Por otra parte, la dicotomía que solía establecerse entre genoma y ambiente ha resultado falsa. En realidad, ambos interactúan mucho más de lo que se creía, de manera que lo que una persona come, respira, etc., regula la actividad de su genoma. “En el cáncer, por ejemplo, la expresión de entre 300 y 450 genes cambia en las células tumorales debido a variaciones en los patrones epigenéticos”, explica María Berdasco, del Instituto de Investigación Biomédica de Bellvitge, Barcelona.
La posibilidad de que las pruebas genéticas solo se practiquen en centros privados plantea además una cuestión: ¿estamos a las puertas de una medicina para ricos (los que puedan pagarse un análisis genético), por los menos en algunos países?
El consejero de Salud de Cataluña, Boi Ruiz, ya ha dejado caer la propuesta de que las personas con una renta de más de 50.000 euros tengan la obligación de pagarse un seguro privado.
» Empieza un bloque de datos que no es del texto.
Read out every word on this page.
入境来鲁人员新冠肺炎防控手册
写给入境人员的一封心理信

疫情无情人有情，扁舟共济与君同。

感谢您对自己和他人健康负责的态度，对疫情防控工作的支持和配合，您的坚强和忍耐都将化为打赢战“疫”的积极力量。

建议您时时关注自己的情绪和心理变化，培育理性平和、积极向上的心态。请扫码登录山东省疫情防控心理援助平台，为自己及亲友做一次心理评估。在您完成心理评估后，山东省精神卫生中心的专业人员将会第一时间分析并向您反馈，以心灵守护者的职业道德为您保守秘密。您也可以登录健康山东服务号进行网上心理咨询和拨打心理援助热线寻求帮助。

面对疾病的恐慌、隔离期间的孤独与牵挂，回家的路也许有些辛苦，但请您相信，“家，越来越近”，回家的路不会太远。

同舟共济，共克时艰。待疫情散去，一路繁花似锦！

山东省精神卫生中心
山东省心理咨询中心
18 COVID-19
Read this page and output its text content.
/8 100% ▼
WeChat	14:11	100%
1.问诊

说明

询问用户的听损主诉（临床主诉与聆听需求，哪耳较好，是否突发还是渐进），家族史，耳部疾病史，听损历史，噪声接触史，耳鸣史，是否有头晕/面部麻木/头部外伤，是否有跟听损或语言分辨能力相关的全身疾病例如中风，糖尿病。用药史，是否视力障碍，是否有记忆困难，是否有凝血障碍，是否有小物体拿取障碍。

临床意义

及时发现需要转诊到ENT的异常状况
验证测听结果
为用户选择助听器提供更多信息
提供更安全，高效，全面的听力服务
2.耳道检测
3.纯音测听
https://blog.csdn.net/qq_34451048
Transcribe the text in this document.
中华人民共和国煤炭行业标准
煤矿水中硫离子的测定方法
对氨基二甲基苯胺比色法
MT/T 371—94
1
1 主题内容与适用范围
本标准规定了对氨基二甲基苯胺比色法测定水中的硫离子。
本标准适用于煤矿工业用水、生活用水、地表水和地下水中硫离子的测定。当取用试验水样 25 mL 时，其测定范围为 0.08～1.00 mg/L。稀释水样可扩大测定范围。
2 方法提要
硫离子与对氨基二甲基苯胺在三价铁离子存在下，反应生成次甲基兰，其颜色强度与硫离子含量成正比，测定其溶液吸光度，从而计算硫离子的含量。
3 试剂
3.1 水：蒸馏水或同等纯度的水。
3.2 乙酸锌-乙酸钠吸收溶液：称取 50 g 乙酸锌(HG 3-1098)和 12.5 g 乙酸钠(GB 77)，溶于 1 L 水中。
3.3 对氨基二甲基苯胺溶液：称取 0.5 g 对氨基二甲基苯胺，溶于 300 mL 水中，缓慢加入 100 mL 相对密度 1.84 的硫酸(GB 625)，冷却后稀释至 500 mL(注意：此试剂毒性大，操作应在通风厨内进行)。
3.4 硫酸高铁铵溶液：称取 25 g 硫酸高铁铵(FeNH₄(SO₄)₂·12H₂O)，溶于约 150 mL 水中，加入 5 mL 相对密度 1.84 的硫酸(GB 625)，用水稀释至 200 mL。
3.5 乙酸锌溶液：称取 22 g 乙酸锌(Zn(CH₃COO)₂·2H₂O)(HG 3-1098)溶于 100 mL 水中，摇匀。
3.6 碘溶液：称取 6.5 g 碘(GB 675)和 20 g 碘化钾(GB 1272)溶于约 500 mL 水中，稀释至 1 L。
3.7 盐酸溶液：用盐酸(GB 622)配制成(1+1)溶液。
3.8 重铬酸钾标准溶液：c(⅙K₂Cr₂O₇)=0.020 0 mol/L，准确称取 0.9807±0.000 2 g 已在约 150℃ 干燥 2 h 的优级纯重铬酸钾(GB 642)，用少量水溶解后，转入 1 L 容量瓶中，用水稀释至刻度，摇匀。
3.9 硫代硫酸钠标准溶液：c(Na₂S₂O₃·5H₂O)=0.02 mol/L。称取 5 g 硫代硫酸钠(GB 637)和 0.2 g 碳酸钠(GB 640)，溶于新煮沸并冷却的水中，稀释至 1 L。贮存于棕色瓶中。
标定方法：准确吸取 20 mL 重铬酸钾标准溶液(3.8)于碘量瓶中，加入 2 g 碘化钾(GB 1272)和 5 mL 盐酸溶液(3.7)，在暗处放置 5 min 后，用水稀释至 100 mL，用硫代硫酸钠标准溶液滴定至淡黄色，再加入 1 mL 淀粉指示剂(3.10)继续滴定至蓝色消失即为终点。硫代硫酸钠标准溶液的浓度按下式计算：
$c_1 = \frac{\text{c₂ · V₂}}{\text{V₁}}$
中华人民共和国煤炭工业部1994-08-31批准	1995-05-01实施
Según dice, así se reducirían las listas de espera de la Sanidad pública. Sin embargo, algunos expertos en economía de la salud ven en esta propuesta una segregación peligrosa. A la diferencia en la asistencia sanitaria por niveles de renta habría que sumar la que ya se produce según la comunidad autónoma en la que se resida.
La posibilidad de que estén disponibles tratamientos surgidos de la ingeniería genética tropieza también con el problema de las patentes sobre algunos genes. El 20% de las secuencias de ADN ya están patentadas. Hay empresas que se han adjudicado la propiedad intelectual de nuestros propios genes, algo así como si alguien hubiera patentado el oxígeno de la atmósfera.
El precedente está en una sentencia del Tribunal Supremo de Estados Unidos, que dictaminó que se podía registrar la propiedad de una bacteria modificada genéticamente para disolver el petróleo, lo cual sentó jurisprudencia en campos como la medicina. En el mismo ámbito, en el Supremo se está debatiendo ahora si una empresa tiene derecho o no a hacer lo mismo con los genes BRCA1 y BRCA2, relacionados con el cáncer.
Nadie duda de que los análisis del genoma son una herramienta de primera línea para mejorar la medicina. Esa es la cara de la moneda; la cruz es que plantea nuevos problemas sociales que ni siquiera han empezado a debatirse, como, por ejemplo, el uso forense del genoma. Podemos identificar a una persona de forma mucho más precisa por medio de un análisis de su ADN que recurriendo a sus huellas dactilares.
Pero eso plantea una cuestión: ¿la policía tendrá que tenernos a todos identificados genéticamente desde el nacimiento o desde que cumplamos la mayoría de edad? Las preguntas son interminables, y las dudas, legítimas.
Ahora, un trabajador no tiene ninguna garantía de que los análisis rutinarios de sangre que le hacen en su empresa se utilizan solo para medirle el colesterol y los triglicéridos, y no para conocer su predisposición a sufrir enfermedades neurodegenerativas, por poner un caso. Es evidente que la ingeniería genética se mueve en terrenos resbaladizos y que del hecho de que se definan bien sus fronteras depende que todos nos beneficiemos de la “revolución de la medicina que supera el descubrimiento de los antibióticos”, tal y como definió Tony Blair la secuenciación del genoma humano.